Exhibit Spotlight: Officers' Stories

Exhibits of the National Law Enforcement Museum: Officers' Stories

In past issues of the National Law Enforcement Museum Insider, we shared brief overviews of the Museum’s permanent exhibits. Now, we examine some stories and artifacts each exhibit will highlight.

Equipment: Motorola brand hand-held radio, ca. 1993,
used by ATF agent during
Waco siege. 2008.70.30.
Collection of the
National Law Enforcement
Museum, Washington, DC.

Through first person accounts of life on the job, the Officers’ Stories exhibit will reveal to visitors the rich diversity of American law enforcement, past and present. Officers' Stories will share the wide range of officers’ experiences through a selection of short stories told by the officers who lived them.

One section of this exhibit, called Tools of the Trade, will familiarize visitors with the different kinds of gear law enforcement professionals have used on the job throughout the years. It will begin by introducing some of the most basic tools and equipment used by most law enforcement officers, such as their protective body armor or the radios they carry to communicate.

The exhibit will eventually branch off to show more specialized items which illustrate the amazing variety of law enforcement equipment, such as a radar gun often used during traffic duty or a riot helmet worn for protection during crowd control. Here, visitors may step into the shoes of law enforcement officers by learning about the tools they use.

The Museum is currently in the process of acquiring one exciting piece of equipment for Officers’ Stories—a Chevy Silverado 1500 pick-up truck from the Arkansas Game and Fish Commission. What’s so special about this truck, you might ask?

It just so happens that this vehicle was used by Wildlife Officer Mike Neal to protect fellow officers during a 2010 parking lot shootout in West Memphis, Arkansas.

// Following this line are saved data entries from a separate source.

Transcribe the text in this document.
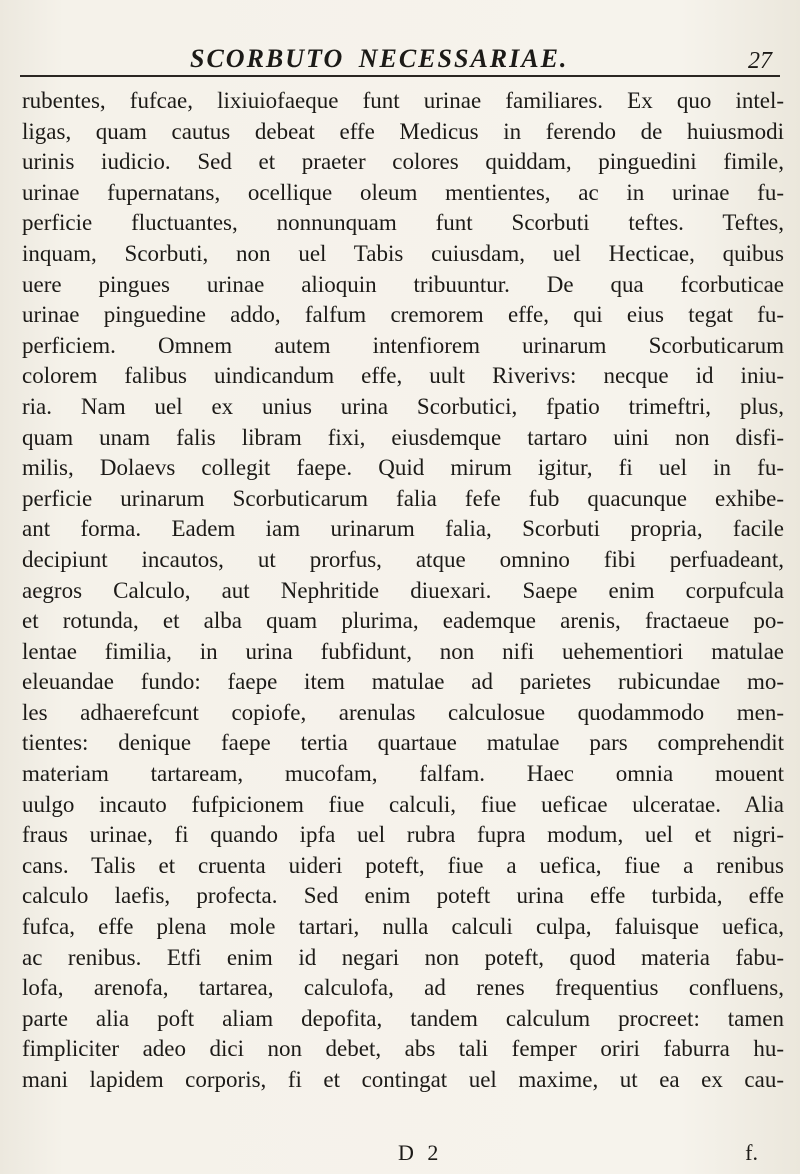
SCORBUTO NECESSARIAE.	27
rubentes, fufcae, lixiuiofaeque funt urinae familiares. Ex quo intel-
ligas, quam cautus debeat effe Medicus in ferendo de huiusmodi
urinis iudicio. Sed et praeter colores quiddam, pinguedini fimile,
urinae fupernatans, ocellique oleum mentientes, ac in urinae fu-
perficie fluctuantes, nonnunquam funt Scorbuti teftes. Teftes,
inquam, Scorbuti, non uel Tabis cuiusdam, uel Hecticae, quibus
uere pingues urinae alioquin tribuuntur. De qua fcorbuticae
urinae pinguedine addo, falfum cremorem effe, qui eius tegat fu-
perficiem. Omnem autem intenfiorem urinarum Scorbuticarum
colorem falibus uindicandum effe, uult Riverivs: necque id iniu-
ria. Nam uel ex unius urina Scorbutici, fpatio trimeftri, plus,
quam unam falis libram fixi, eiusdemque tartaro uini non disfi-
milis, Dolaevs collegit faepe. Quid mirum igitur, fi uel in fu-
perficie urinarum Scorbuticarum falia fefe fub quacunque exhibe-
ant forma. Eadem iam urinarum falia, Scorbuti propria, facile
decipiunt incautos, ut prorfus, atque omnino fibi perfuadeant,
aegros Calculo, aut Nephritide diuexari. Saepe enim corpufcula
et rotunda, et alba quam plurima, eademque arenis, fractaeue po-
lentae fimilia, in urina fubfidunt, non nifi uehementiori matulae
eleuandae fundo: faepe item matulae ad parietes rubicundae mo-
les adhaerefcunt copiofe, arenulas calculosue quodammodo men-
tientes: denique faepe tertia quartaue matulae pars comprehendit
materiam tartaream, mucofam, falfam. Haec omnia mouent
uulgo incauto fufpicionem fiue calculi, fiue ueficae ulceratae. Alia
fraus urinae, fi quando ipfa uel rubra fupra modum, uel et nigri-
cans. Talis et cruenta uideri poteft, fiue a uefica, fiue a renibus
calculo laefis, profecta. Sed enim poteft urina effe turbida, effe
fufca, effe plena mole tartari, nulla calculi culpa, faluisque uefica,
ac renibus. Etfi enim id negari non poteft, quod materia fabu-
lofa, arenofa, tartarea, calculofa, ad renes frequentius confluens,
parte alia poft aliam depofita, tandem calculum procreet: tamen
fimpliciter adeo dici non debet, abs tali femper oriri faburra hu-
mani lapidem corporis, fi et contingat uel maxime, ut ea ex cau-
D 2	f.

After killing two police officers during a traffic stop on May 20, the two gunmen fled the scene. Within hours, they were spotted in a nearby parking lot, where they engaged the first law enforcement officers to arrive on the scene in a firefight. Officer Neal was the first backup officer to arrive. He used his truck to ram the suspects’ van to distract them from shooting at the other officers.

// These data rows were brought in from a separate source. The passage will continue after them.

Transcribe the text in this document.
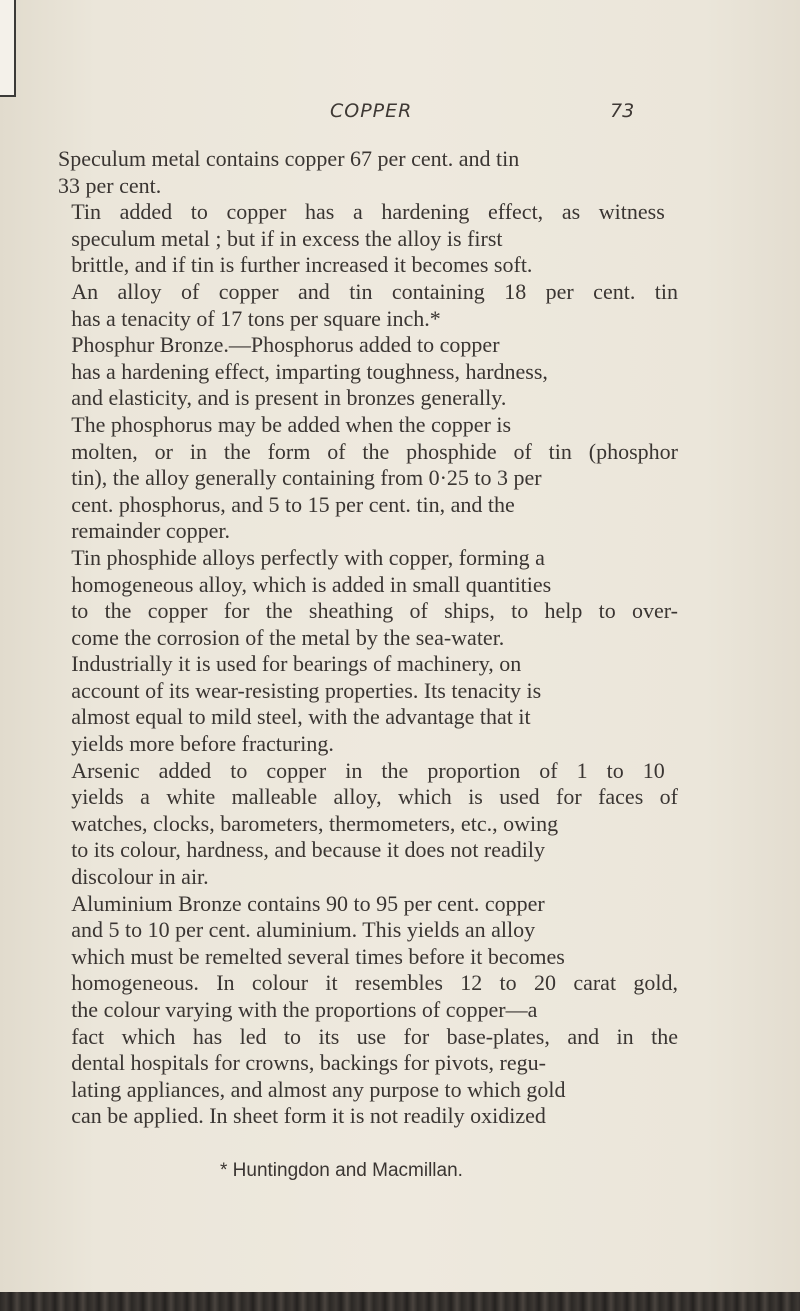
COPPER	73

Speculum metal contains copper 67 per cent. and tin
33 per cent.

Tin added to copper has a hardening effect, as witness
speculum metal ; but if in excess the alloy is first
brittle, and if tin is further increased it becomes soft.
An alloy of copper and tin containing 18 per cent. tin
has a tenacity of 17 tons per square inch.*

Phosphur Bronze.—Phosphorus added to copper
has a hardening effect, imparting toughness, hardness,
and elasticity, and is present in bronzes generally.
The phosphorus may be added when the copper is
molten, or in the form of the phosphide of tin (phosphor
tin), the alloy generally containing from 0·25 to 3 per
cent. phosphorus, and 5 to 15 per cent. tin, and the
remainder copper.

Tin phosphide alloys perfectly with copper, forming a
homogeneous alloy, which is added in small quantities
to the copper for the sheathing of ships, to help to over-
come the corrosion of the metal by the sea-water.
Industrially it is used for bearings of machinery, on
account of its wear-resisting properties. Its tenacity is
almost equal to mild steel, with the advantage that it
yields more before fracturing.

Arsenic added to copper in the proportion of 1 to 10
yields a white malleable alloy, which is used for faces of
watches, clocks, barometers, thermometers, etc., owing
to its colour, hardness, and because it does not readily
discolour in air.

Aluminium Bronze contains 90 to 95 per cent. copper
and 5 to 10 per cent. aluminium. This yields an alloy
which must be remelted several times before it becomes
homogeneous. In colour it resembles 12 to 20 carat gold,
the colour varying with the proportions of copper—a
fact which has led to its use for base-plates, and in the
dental hospitals for crowns, backings for pivots, regu-
lating appliances, and almost any purpose to which gold
can be applied. In sheet form it is not readily oxidized

* Huntingdon and Macmillan.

Officer Mike Neal’s truck. Note the damage after ramming the van and intercepting bullets from two hostile gunmen in a West Memphis, Ark., parking lot, 2010. Courtesy of Officer Neal.

The suspects fired nearly 18 rounds from their AK-47s at Officer Neal. Over a dozen rounds went through Neal’s windshield, dashboard, and grill. The suspects did not survive the shootout, but all of the officers made it out alive. A dramatic yet tragic story, it demonstrates that the tools officers use, including their vehicles, are integral to their work and safety.

Officer Neal’s heroic episode will be told in Officers’ Stories, and the Museum looks forward to displaying his truck for visitors to see—bullet holes and all.